Another abutting resident said that the new structure would enhance the wave velocity should a storm occur, bringing more water to properties behind it.
“We’d likely see a large corridor through which waves could flow,” he said.
Commission members rejected that analysis. “In my reasonably studied opinion.. if anything that structure would function as a barrier to waves coming east to those properties,” Chairman Peter Newton said.
Building Inspector Andy Bobola explained that the applicant hopes to remove the old structure with the new one soon. FEMA requirements – which go into effect July 17 – require more intensive construction and higher insurance premiums.
The commission approved the plans – with the condition that siltation control is in place.
In another hearing that night, the board approved an NOI beach maintenance plan for The Sands – a private beach, parking lot and patio off Main St.
Vera Gibbons said they have been cleaning out the parking area and beach for decades, however Bobola and Newton explained that a formal beach management plan would be needed. The hearing was prompted by a complaint about sand debris. “Ms. Gibbons was very cooperative,” Bobola said.
“Even if it is a low impact process, consistency is important,” said Commissioner Bob Rogers, noting that such work would maintain consistent grades.
Tom Hurley of 12 Main Street – who said he was not the person who lodged the initial complaint – came out to express concern about debris ending up on his property.
“When a storm surge is moving in .. this is where all the debris goes.

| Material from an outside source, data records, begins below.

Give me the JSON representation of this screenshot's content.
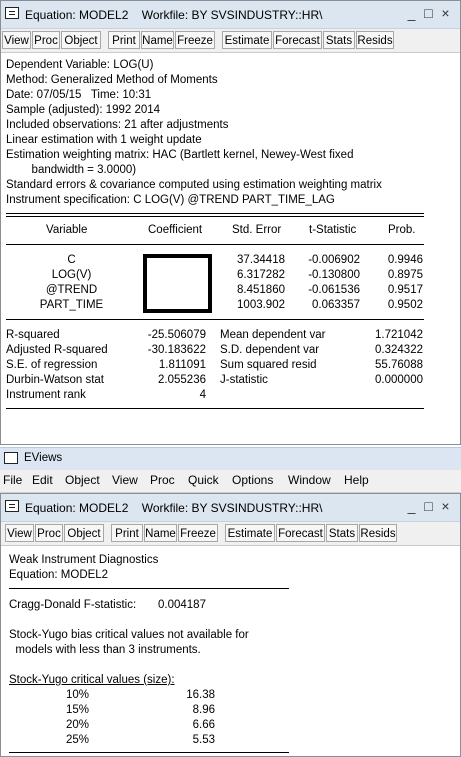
{
  "window1": {
    "title": "Equation: MODEL2    Workfile: BY SVSINDUSTRY::HR\\",
    "controls": [
      "_",
      "□",
      "×"
    ],
    "toolbar": [
      "View",
      "Proc",
      "Object",
      "Print",
      "Name",
      "Freeze",
      "Estimate",
      "Forecast",
      "Stats",
      "Resids"
    ],
    "header_lines": [
      "Dependent Variable: LOG(U)",
      "Method: Generalized Method of Moments",
      "Date: 07/05/15   Time: 10:31",
      "Sample (adjusted): 1992 2014",
      "Included observations: 21 after adjustments",
      "Linear estimation with 1 weight update",
      "Estimation weighting matrix: HAC (Bartlett kernel, Newey-West fixed",
      "        bandwidth = 3.0000)",
      "Standard errors & covariance computed using estimation weighting matrix",
      "Instrument specification: C LOG(V) @TREND PART_TIME_LAG"
    ],
    "table_headers": [
      "Variable",
      "Coefficient",
      "Std. Error",
      "t-Statistic",
      "Prob."
    ],
    "table_rows": [
      {
        "variable": "C",
        "std_error": "37.34418",
        "t_stat": "-0.006902",
        "prob": "0.9946"
      },
      {
        "variable": "LOG(V)",
        "std_error": "6.317282",
        "t_stat": "-0.130800",
        "prob": "0.8975"
      },
      {
        "variable": "@TREND",
        "std_error": "8.451860",
        "t_stat": "-0.061536",
        "prob": "0.9517"
      },
      {
        "variable": "PART_TIME",
        "std_error": "1003.902",
        "t_stat": "0.063357",
        "prob": "0.9502"
      }
    ],
    "stats": [
      {
        "label": "R-squared",
        "value": "-25.506079",
        "label2": "Mean dependent var",
        "value2": "1.721042"
      },
      {
        "label": "Adjusted R-squared",
        "value": "-30.183622",
        "label2": "S.D. dependent var",
        "value2": "0.324322"
      },
      {
        "label": "S.E. of regression",
        "value": "1.811091",
        "label2": "Sum squared resid",
        "value2": "55.76088"
      },
      {
        "label": "Durbin-Watson stat",
        "value": "2.055236",
        "label2": "J-statistic",
        "value2": "0.000000"
      },
      {
        "label": "Instrument rank",
        "value": "4",
        "label2": "",
        "value2": ""
      }
    ]
  },
  "app": {
    "title": "EViews",
    "menu": [
      "File",
      "Edit",
      "Object",
      "View",
      "Proc",
      "Quick",
      "Options",
      "Window",
      "Help"
    ]
  },
  "window2": {
    "title": "Equation: MODEL2    Workfile: BY SVSINDUSTRY::HR\\",
    "controls": [
      "_",
      "□",
      "×"
    ],
    "toolbar": [
      "View",
      "Proc",
      "Object",
      "Print",
      "Name",
      "Freeze",
      "Estimate",
      "Forecast",
      "Stats",
      "Resids"
    ],
    "lines": [
      "Weak Instrument Diagnostics",
      "Equation: MODEL2"
    ],
    "cragg_label": "Cragg-Donald F-statistic:",
    "cragg_value": "0.004187",
    "note_lines": [
      "Stock-Yugo bias critical values not available for",
      "  models with less than 3 instruments."
    ],
    "crit_header": "Stock-Yugo critical values (size):",
    "crit_rows": [
      {
        "size": "10%",
        "value": "16.38"
      },
      {
        "size": "15%",
        "value": "8.96"
      },
      {
        "size": "20%",
        "value": "6.66"
      },
      {
        "size": "25%",
        "value": "5.53"
      }
    ]
  }
}
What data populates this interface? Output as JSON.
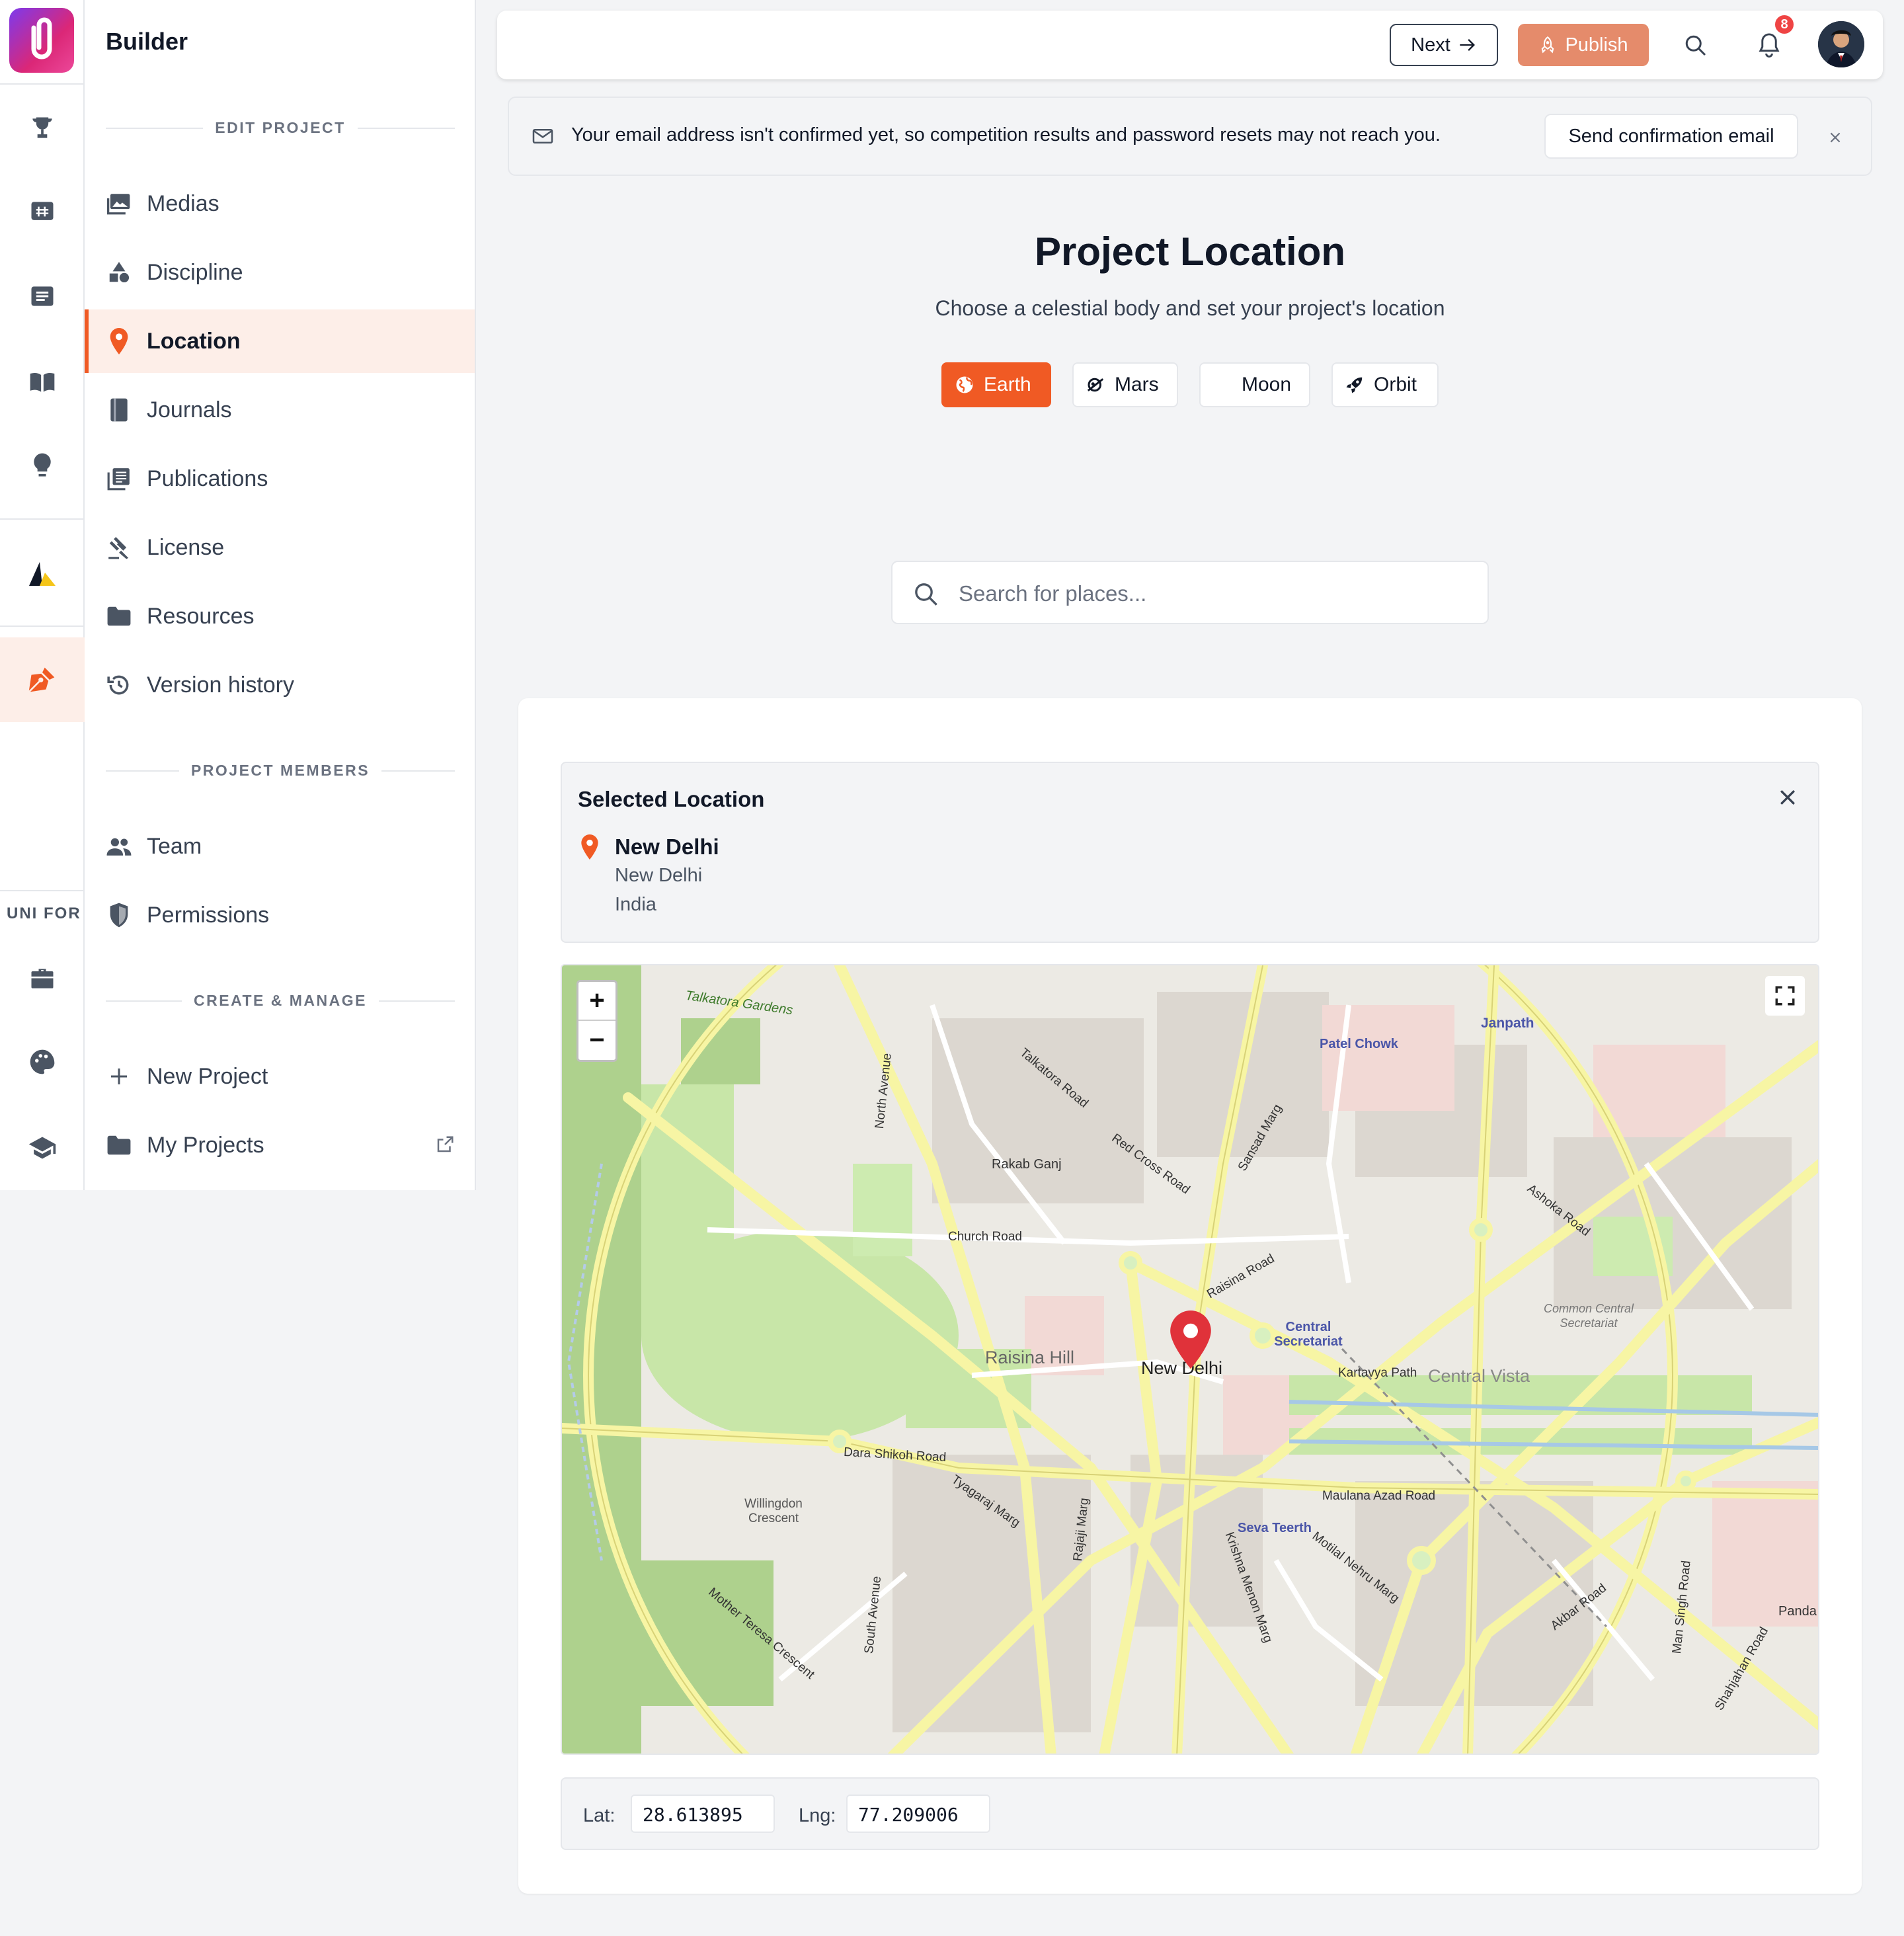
{
  "app": {
    "brand": "Builder",
    "rail_label": "UNI FOR"
  },
  "sidebar": {
    "sections": {
      "edit": "EDIT PROJECT",
      "members": "PROJECT MEMBERS",
      "create": "CREATE & MANAGE"
    },
    "edit_items": [
      {
        "label": "Medias",
        "icon": "images-icon"
      },
      {
        "label": "Discipline",
        "icon": "shapes-icon"
      },
      {
        "label": "Location",
        "icon": "map-pin-icon",
        "active": true
      },
      {
        "label": "Journals",
        "icon": "journal-icon"
      },
      {
        "label": "Publications",
        "icon": "publications-icon"
      },
      {
        "label": "License",
        "icon": "gavel-icon"
      },
      {
        "label": "Resources",
        "icon": "folder-icon"
      },
      {
        "label": "Version history",
        "icon": "history-icon"
      }
    ],
    "member_items": [
      {
        "label": "Team",
        "icon": "team-icon"
      },
      {
        "label": "Permissions",
        "icon": "shield-icon"
      }
    ],
    "create_items": [
      {
        "label": "New Project",
        "icon": "plus-icon"
      },
      {
        "label": "My Projects",
        "icon": "folder-icon"
      }
    ]
  },
  "topbar": {
    "next_label": "Next",
    "publish_label": "Publish",
    "notification_count": "8"
  },
  "alert": {
    "message": "Your email address isn't confirmed yet, so competition results and password resets may not reach you.",
    "action_label": "Send confirmation email"
  },
  "page": {
    "title": "Project Location",
    "subtitle": "Choose a celestial body and set your project's location",
    "bodies": [
      {
        "label": "Earth",
        "selected": true
      },
      {
        "label": "Mars",
        "selected": false
      },
      {
        "label": "Moon",
        "selected": false
      },
      {
        "label": "Orbit",
        "selected": false
      }
    ],
    "search_placeholder": "Search for places..."
  },
  "selected_location": {
    "heading": "Selected Location",
    "name": "New Delhi",
    "line2": "New Delhi",
    "line3": "India"
  },
  "map": {
    "zoom_in": "+",
    "zoom_out": "−",
    "labels": [
      "Talkatora Gardens",
      "Rakab Ganj",
      "Church Road",
      "North Avenue",
      "Patel Chowk",
      "Janpath",
      "Central Secretariat",
      "Raisina Hill",
      "New Delhi",
      "Central Vista",
      "Kartavya Path",
      "Dara Shikoh Road",
      "Willingdon Crescent",
      "Maulana Azad Road",
      "Seva Teerth",
      "Akbar Road",
      "Ashoka Road",
      "South Avenue",
      "Mother Teresa Crescent",
      "Common Central Secretariat",
      "Raisina Road",
      "Motilal Nehru Marg",
      "Krishna Menon Marg",
      "Tyagaraj Marg",
      "Rajaji Marg",
      "Man Singh Road",
      "Shahjahan Road",
      "Red Cross Road",
      "Talkatora Road",
      "Sansad Marg",
      "Panda"
    ]
  },
  "coords": {
    "lat_label": "Lat:",
    "lat": "28.613895",
    "lng_label": "Lng:",
    "lng": "77.209006"
  },
  "colors": {
    "accent": "#f05a24",
    "publish": "#e58b6b",
    "active_bg": "#fdeee8",
    "pin": "#e0323a"
  }
}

All the scrapping and junk you want off the beach, lands over here,” Hurley said, showing photos of piled up debris his property.
“I haven’t gone anywhere near that end,” Gibbons responded. “That’s not from us.”
Taking that into consideration, the commission approved the NOI for a beach management plan, with conditions that disallowed stockpiling and destruction of existing vegetation with machinery, and included requirements for maintaining consistent grading and using natural materials in the parking lot.
In other matters that evening, the board authorized Newton to choose a consultant to review a pending application to install coconut fiber envelopes of sand along a coastal bank to prevent erosion of an area on Goodspeed Island. That hearing is continued on July 9.
Also that night a discussion took place on the hiring a new Conservation Agent, a position most recently filled by Rene Drouin.
Newton said Town Administrator Michael Gagne authorized a new hire.
Bobola, building inspector, said the lack of an agent is especially felt during the busy summer season.
“It’s overwhelming this time of year keeping up. It’s a daunting task with the number of projects we have going… It would be nice to get someone on board,” he said. The new FEMA flood zone rules – which go into effect July 17 – are prompting a lot of construction this summer as people try to beat the clock on tougher requirements.
“It gets this economy started, come hell or high water. Pun intended,” Newton said.
The next Mattapoisett Conservation Commission meeting is scheduled for July 9.